Dans sa passionnante préface, Curval expose que le propre de la science-fiction est de présenter des univers insolites, qui provoquent l'étonnement. De là à affirmer que le lecteur de S-F est un éternel touriste, il n'y a qu'un pas, allégrement franchi, pour explorer les conséquences de ce déracinement perpétuel : absence d'implication, solitude de l'étranger de passage ou expatrié, exclusion du quotidien et perte de repères, distorsion avec son environnement. À force d'être partout sans jamais prendre part à rien, et de se déplacer toujours plus facilement, l'éternel touriste risque bien « de perdre le point de vue terrestre, de devenir un humain moins qu'humain. »

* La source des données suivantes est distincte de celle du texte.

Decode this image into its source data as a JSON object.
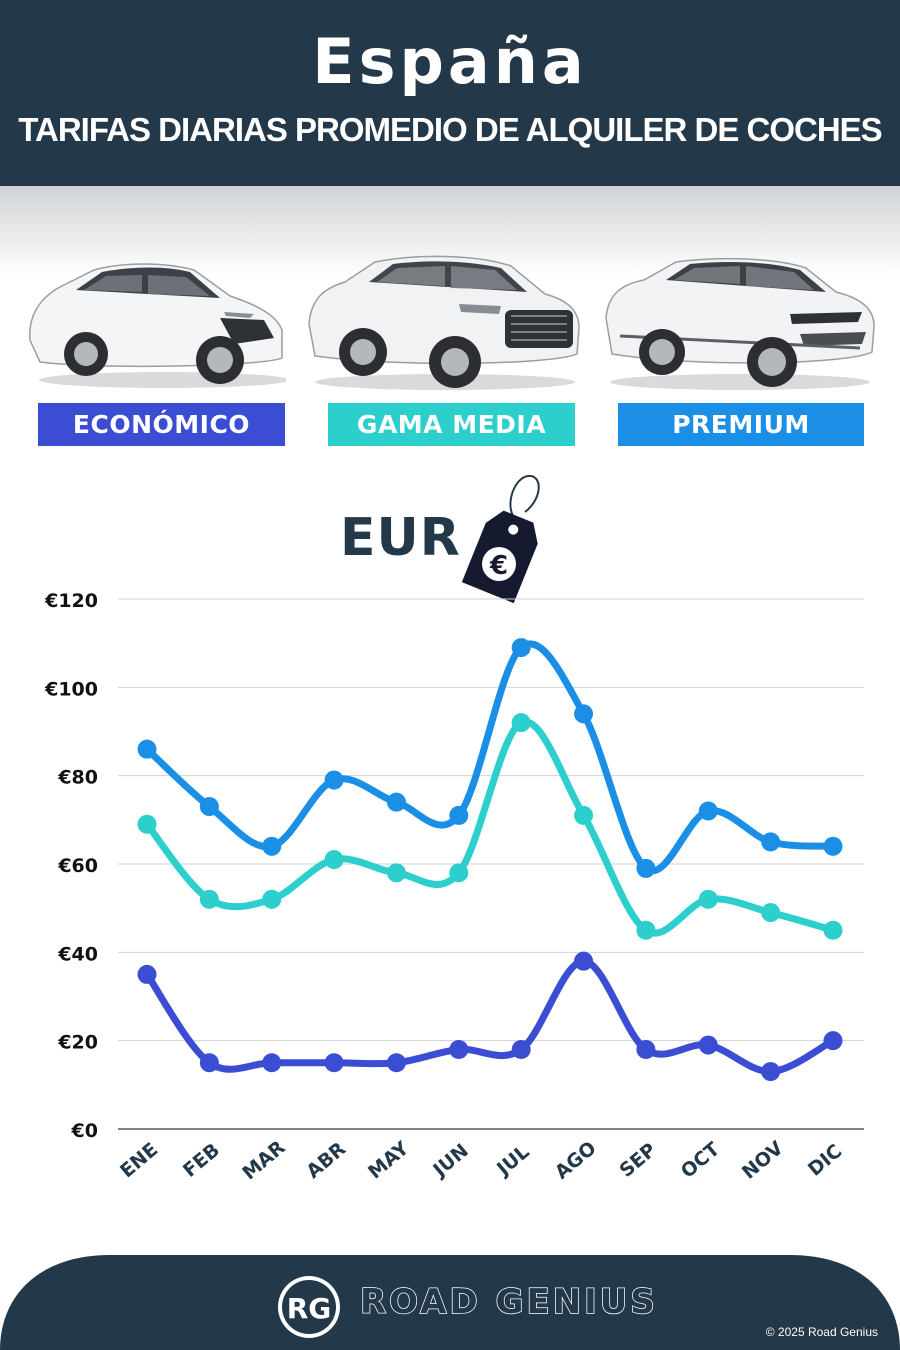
{
  "header": {
    "title": "España",
    "subtitle": "TARIFAS DIARIAS PROMEDIO DE ALQUILER DE COCHES"
  },
  "categories": [
    {
      "label": "ECONÓMICO",
      "color": "#3b4dd3",
      "icon": "hatchback-car-icon"
    },
    {
      "label": "GAMA MEDIA",
      "color": "#2ccfcb",
      "icon": "suv-car-icon"
    },
    {
      "label": "PREMIUM",
      "color": "#1b8fe6",
      "icon": "premium-suv-car-icon"
    }
  ],
  "currency": {
    "label": "EUR",
    "icon": "euro-price-tag-icon",
    "symbol": "€"
  },
  "chart_data": {
    "type": "line",
    "categories": [
      "ENE",
      "FEB",
      "MAR",
      "ABR",
      "MAY",
      "JUN",
      "JUL",
      "AGO",
      "SEP",
      "OCT",
      "NOV",
      "DIC"
    ],
    "series": [
      {
        "name": "PREMIUM",
        "color": "#1b8fe6",
        "values": [
          86,
          73,
          64,
          79,
          74,
          71,
          109,
          94,
          59,
          72,
          65,
          64
        ]
      },
      {
        "name": "GAMA MEDIA",
        "color": "#2ccfcb",
        "values": [
          69,
          52,
          52,
          61,
          58,
          58,
          92,
          71,
          45,
          52,
          49,
          45
        ]
      },
      {
        "name": "ECONÓMICO",
        "color": "#3b4dd3",
        "values": [
          35,
          15,
          15,
          15,
          15,
          18,
          18,
          38,
          18,
          19,
          13,
          20
        ]
      }
    ],
    "ylim": [
      0,
      120
    ],
    "yticks": [
      0,
      20,
      40,
      60,
      80,
      100,
      120
    ],
    "ytick_labels": [
      "€0",
      "€20",
      "€40",
      "€60",
      "€80",
      "€100",
      "€120"
    ],
    "grid": true
  },
  "footer": {
    "logo_text": "RG",
    "brand": "ROAD GENIUS",
    "copyright": "© 2025 Road Genius"
  }
}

Cette analyse est brillamment démontrée par le biais de onze nouvelles où Curval s'attache à traquer les dissonances du quotidien et les stigmates de l'exil. Tous les récits ne ressortissent pas à la science-fiction, le fantastique est tout aussi approprié pour étudier ces fractures instillant le doute. Pour parfaire l'identification, le lecteur est souvent promené sur des plages exotiques, où des chasseurs d'images, des chercheurs d'épaves et des promoteurs ambitieux connaissent des destins funestes. Mais les pérégrinations citadines sont tout aussi mortifères : le diesel y devient une maladie qu'on tente de soigner par la lecture. La perte d'identité provoque fréquemment l'amnésie ou prend des aspects monstrueux : la greffe d'une mémoire supplémentaire annihile les deux identités occupant un seul corps ; à l'inverse, un touriste se transforme en entité monstrueuse en absorbant les personnes qu'il côtoie ; ailleurs, un conférencier amnésique débarque dans un pays où les habitants arborent les traits de son visage dont il est dépossédé. Souvent sombres, ces textes se teintent d'un humour noir mêlé de cynisme : le dictateur expatrié sur une planète à dominer échoue par manque de méchanceté ; Blanche-Neige demeure avec un seul nain, une créature cybernétique qui la viole ; l'étranger poussant son exploration aux limites de l'univers s'enfonce dans le néant.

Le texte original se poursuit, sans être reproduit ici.